My mother Gloria Kaplow is turning 94 in April. She has been a role model for me in business and as a mom, and I believe that during these challenging days, her approach to life can be an inspiration and universal guidepost to women of every age:
- Good Energy Spreads: When you are feeling low energy in personal life or struggles in your career, you can shift the situation by interacting with enthusiasm, interest, empathy, and humor. It goes both ways: seek out people who bring out the best in you.
- Tackle difficult times by following your “inner creativity”. Through the pandemic, as our lives have become smaller, creative endeavors will expand your mind and help you to see and embrace new opportunities.
- Leave out the Guilt. My mother always encouraged me to I have a career. My mother never made me feel guilty for what I could not do and would encourage me to keep going.
- Eat well and keep Moving: My mother was interested in healthy eating, she still wants to eat fresh foods and believes in the strong connection between what you eat, how much you exercise and how you feel.
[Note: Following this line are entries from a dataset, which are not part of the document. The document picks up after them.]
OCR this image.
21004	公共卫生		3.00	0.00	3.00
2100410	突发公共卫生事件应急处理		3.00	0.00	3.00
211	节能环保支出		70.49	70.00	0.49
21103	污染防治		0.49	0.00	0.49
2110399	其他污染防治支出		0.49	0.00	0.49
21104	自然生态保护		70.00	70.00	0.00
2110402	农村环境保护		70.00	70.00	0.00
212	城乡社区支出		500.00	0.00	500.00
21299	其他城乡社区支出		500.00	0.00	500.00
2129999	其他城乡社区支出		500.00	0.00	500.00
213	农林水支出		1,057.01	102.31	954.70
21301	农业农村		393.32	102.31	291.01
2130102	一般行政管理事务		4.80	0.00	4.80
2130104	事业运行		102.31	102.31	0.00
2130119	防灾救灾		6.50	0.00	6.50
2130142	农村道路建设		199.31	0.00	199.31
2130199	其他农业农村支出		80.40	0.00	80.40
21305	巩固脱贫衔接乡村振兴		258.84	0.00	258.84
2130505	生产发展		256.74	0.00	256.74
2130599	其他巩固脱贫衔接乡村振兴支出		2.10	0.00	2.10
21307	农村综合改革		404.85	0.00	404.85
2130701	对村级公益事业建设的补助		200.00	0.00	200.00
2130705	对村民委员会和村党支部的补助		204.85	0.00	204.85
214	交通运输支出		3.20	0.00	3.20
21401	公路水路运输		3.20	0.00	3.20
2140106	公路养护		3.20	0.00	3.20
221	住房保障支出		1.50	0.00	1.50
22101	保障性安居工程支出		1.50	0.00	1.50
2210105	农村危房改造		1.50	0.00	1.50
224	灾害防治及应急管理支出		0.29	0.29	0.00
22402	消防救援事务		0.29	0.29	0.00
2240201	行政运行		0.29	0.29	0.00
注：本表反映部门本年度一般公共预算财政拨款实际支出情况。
- Stories keep Ideas Alive: My mom helped me see Public Relations through the lens of storytelling. Often, I come up with anecdotes and metaphors to pass along lessons and ideas to the Kaplow team. Stories take us through magical journeys. They enrich and delight us, making our conversations more memorable.
- Replace jealousy with gratitude: My mom taught me that jealousy is a big waste of time. It is important to remember that you do not know the challenges others may face, and to be grateful for who you are what you have.